Utilisation industrielle des œufs
Une cuisson inadéquate et une contamination croisée dans la cuisine lors de la préparation des aliments peuvent conduire à la salmonellose. La bactérie peut également se propager d’une personne à l’autre.

Même si les consommateurs peuvent contribuer à réduire le risque de tomber malade à cause des produits de volaille vendus au détail, les épidémies liées aux œufs ont principalement été attribuées aux entreprises de restauration.
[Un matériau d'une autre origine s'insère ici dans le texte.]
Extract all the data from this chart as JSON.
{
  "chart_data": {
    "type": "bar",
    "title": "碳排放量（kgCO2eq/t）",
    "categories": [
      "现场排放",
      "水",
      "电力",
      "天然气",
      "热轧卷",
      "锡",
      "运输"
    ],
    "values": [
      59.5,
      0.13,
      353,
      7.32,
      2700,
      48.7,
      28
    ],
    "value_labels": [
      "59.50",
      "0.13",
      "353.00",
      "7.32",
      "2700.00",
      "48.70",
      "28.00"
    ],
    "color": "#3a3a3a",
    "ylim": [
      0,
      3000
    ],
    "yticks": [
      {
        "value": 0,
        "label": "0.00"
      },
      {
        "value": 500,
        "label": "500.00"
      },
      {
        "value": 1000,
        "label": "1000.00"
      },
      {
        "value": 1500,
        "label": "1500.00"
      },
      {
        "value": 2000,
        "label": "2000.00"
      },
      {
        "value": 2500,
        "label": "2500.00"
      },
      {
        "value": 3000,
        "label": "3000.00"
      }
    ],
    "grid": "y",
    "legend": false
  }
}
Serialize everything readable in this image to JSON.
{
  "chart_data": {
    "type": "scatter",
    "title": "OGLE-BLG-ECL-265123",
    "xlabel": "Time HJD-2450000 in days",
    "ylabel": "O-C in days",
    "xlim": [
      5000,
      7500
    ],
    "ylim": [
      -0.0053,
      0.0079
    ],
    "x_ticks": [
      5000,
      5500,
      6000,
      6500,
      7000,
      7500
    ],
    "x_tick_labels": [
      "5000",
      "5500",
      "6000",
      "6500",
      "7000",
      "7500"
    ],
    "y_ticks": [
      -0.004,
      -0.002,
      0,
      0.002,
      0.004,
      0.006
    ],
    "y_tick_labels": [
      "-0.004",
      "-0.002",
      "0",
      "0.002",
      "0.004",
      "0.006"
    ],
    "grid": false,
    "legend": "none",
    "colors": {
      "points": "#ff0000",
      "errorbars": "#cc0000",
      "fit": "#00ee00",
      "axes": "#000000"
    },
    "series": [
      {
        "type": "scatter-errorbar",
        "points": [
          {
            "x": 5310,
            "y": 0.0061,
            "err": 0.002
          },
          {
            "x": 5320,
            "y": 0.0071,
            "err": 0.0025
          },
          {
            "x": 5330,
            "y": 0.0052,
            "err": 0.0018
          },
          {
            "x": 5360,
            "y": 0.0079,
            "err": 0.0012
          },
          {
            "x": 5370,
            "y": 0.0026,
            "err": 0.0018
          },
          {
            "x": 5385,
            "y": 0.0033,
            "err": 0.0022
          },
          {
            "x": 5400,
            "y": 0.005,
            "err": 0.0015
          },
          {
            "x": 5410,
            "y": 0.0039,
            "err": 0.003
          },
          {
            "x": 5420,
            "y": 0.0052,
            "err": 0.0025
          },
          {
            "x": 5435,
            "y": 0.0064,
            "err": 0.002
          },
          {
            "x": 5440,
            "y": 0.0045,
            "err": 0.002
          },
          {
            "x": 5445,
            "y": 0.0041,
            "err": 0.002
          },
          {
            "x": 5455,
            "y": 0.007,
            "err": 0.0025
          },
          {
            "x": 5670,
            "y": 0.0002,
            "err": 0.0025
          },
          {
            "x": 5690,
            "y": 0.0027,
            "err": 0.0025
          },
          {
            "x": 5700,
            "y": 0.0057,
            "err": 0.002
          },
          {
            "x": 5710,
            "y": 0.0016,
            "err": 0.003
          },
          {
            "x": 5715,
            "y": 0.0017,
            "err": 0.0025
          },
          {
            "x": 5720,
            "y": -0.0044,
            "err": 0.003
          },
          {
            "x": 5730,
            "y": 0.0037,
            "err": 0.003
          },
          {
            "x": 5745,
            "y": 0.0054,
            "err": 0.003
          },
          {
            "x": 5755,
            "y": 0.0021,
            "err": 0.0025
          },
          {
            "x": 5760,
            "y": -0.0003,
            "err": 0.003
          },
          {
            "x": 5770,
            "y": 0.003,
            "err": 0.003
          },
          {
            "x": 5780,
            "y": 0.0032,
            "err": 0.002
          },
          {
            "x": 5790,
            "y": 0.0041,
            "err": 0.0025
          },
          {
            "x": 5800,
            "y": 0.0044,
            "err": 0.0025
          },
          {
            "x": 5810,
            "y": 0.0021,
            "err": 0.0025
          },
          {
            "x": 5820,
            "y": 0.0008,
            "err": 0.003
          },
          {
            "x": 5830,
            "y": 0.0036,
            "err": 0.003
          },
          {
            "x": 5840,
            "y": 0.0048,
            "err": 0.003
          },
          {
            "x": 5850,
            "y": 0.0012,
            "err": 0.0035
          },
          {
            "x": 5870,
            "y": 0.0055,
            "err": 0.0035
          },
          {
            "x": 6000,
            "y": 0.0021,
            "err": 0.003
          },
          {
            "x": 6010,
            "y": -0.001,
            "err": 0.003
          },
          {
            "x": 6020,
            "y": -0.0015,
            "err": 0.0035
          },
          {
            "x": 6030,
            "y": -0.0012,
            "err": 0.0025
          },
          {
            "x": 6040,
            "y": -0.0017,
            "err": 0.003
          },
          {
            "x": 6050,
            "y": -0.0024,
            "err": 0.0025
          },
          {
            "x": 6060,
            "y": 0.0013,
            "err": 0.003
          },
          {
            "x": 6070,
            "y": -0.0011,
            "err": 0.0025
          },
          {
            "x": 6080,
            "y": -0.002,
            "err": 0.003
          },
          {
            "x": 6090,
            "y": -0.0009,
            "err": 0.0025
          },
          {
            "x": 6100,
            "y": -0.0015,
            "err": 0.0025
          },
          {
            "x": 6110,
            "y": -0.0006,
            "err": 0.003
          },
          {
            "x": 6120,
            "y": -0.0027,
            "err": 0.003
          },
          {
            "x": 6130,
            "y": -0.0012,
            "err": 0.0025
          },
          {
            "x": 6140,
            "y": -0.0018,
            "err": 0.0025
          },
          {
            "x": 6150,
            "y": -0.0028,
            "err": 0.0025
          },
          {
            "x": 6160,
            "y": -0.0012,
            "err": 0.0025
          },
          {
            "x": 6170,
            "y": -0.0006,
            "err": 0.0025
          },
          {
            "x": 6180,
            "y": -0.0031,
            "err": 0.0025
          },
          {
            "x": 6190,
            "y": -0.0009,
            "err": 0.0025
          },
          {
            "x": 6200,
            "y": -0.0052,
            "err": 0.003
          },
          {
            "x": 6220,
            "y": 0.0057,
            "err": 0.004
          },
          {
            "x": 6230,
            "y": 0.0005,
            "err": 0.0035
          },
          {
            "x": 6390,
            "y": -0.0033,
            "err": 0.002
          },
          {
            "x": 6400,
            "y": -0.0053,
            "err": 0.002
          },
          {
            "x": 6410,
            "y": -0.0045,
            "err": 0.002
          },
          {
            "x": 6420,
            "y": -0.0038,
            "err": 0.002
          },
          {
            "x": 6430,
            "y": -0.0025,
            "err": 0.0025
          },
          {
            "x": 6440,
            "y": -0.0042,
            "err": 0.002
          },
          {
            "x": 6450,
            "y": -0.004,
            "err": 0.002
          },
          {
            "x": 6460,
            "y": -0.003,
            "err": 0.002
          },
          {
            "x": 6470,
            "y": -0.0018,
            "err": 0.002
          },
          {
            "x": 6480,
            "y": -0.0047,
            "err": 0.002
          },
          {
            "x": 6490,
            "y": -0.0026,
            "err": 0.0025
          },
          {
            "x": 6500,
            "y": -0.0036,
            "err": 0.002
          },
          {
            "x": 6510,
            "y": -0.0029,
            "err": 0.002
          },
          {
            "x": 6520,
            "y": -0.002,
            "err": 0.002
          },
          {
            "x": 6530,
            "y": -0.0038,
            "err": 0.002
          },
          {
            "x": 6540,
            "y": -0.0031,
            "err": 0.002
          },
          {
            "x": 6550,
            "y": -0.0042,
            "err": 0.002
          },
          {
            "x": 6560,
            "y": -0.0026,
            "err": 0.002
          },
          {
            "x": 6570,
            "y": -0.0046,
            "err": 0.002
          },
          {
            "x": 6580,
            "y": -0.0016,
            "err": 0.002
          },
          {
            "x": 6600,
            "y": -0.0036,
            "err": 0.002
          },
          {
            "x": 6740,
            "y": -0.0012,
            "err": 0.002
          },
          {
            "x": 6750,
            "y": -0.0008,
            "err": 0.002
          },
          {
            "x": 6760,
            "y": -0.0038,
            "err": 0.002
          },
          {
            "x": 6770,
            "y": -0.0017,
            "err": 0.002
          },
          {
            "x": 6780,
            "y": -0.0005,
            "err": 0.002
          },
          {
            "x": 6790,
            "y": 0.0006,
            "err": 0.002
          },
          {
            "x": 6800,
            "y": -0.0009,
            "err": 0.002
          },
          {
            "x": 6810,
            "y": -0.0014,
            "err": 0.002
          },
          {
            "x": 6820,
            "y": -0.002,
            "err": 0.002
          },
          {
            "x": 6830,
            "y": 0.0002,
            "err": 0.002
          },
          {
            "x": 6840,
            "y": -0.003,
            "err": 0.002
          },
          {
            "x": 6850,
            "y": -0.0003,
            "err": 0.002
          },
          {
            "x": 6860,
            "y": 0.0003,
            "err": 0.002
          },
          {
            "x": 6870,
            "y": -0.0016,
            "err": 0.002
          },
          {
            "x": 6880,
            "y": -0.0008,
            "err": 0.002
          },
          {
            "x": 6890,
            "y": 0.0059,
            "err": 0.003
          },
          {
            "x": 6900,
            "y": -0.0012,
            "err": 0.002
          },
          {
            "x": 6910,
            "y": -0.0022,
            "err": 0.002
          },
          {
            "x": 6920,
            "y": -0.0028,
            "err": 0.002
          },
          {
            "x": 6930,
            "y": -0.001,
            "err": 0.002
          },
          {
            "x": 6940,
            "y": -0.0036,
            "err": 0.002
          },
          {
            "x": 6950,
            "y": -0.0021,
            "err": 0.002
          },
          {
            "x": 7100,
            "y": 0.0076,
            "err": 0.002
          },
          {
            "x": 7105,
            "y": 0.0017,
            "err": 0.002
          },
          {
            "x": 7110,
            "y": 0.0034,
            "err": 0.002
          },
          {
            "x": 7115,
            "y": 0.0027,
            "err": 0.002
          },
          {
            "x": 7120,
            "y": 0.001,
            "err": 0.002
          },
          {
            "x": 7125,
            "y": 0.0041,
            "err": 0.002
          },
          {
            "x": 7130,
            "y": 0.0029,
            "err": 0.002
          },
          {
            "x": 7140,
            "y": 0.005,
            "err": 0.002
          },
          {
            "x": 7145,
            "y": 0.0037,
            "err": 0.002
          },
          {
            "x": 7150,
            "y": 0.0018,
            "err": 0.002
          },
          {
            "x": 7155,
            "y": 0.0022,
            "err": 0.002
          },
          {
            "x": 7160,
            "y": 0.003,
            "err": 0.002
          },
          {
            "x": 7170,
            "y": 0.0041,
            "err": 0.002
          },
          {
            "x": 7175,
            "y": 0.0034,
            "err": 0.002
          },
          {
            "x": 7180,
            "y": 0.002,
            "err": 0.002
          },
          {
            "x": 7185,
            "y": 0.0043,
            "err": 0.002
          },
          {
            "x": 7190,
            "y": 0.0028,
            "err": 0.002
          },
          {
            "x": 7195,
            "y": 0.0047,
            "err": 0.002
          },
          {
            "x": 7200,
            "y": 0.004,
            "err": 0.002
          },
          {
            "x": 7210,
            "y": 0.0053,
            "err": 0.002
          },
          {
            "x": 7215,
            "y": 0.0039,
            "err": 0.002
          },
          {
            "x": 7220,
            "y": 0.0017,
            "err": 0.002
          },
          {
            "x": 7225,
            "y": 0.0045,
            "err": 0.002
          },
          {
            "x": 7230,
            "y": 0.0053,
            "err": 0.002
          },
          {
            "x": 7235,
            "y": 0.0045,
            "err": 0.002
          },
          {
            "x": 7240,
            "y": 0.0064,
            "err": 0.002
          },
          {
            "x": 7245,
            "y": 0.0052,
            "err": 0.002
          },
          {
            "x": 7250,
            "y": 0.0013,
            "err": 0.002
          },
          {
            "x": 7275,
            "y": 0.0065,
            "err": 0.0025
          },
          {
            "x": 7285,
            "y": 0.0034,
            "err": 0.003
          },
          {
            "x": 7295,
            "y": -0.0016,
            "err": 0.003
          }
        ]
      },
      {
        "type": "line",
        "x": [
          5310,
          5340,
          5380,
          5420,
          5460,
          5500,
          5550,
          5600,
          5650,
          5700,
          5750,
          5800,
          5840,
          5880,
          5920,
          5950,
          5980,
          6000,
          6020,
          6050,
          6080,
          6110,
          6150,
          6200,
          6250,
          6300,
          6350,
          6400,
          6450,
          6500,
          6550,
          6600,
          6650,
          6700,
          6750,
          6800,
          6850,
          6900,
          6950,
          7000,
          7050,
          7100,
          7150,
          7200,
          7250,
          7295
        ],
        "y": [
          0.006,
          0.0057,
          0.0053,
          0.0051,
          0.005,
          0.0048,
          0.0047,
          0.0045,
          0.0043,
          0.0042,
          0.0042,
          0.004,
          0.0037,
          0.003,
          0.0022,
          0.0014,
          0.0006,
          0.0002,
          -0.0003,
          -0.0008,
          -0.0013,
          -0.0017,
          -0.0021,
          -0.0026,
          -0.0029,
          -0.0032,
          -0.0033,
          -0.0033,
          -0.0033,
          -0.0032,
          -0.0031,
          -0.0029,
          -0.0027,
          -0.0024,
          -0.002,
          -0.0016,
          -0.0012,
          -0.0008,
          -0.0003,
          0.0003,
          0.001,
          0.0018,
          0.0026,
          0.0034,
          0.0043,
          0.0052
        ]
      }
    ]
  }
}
British Lion Eggs (une marque britannique de qualité et de sécurité sanitaire des œufs -aa) a appelé les fabricants de produits alimentaires, les distributeurs, les traiteurs et les consommateurs à utiliser des œufs britanniques.

Gary Ford, directeur général adjoint du British Egg Industry Council, a dit : «Il y a des problèmes persistants de sécurité des aliments avec les œufs non britanniques depuis des années. Une fois que l’on s’éloigne des contrôles complets de sécurité des aliments proposés par le British Lion Code of Practice, les entreprises qui choisissent d’utiliser des œufs importés jouent non seulement avec la santé de leurs clients, mais mettent également en jeu leur réputation durement gagnée.»

«Nous exhortons fortement les entreprises responsables à s'approvisionner en œufs de British Lion, clairement marqués du petit lion rouge sur l'emballage et la coquille, pour garantir qu'elles vendent et servent des œufs sûrs.»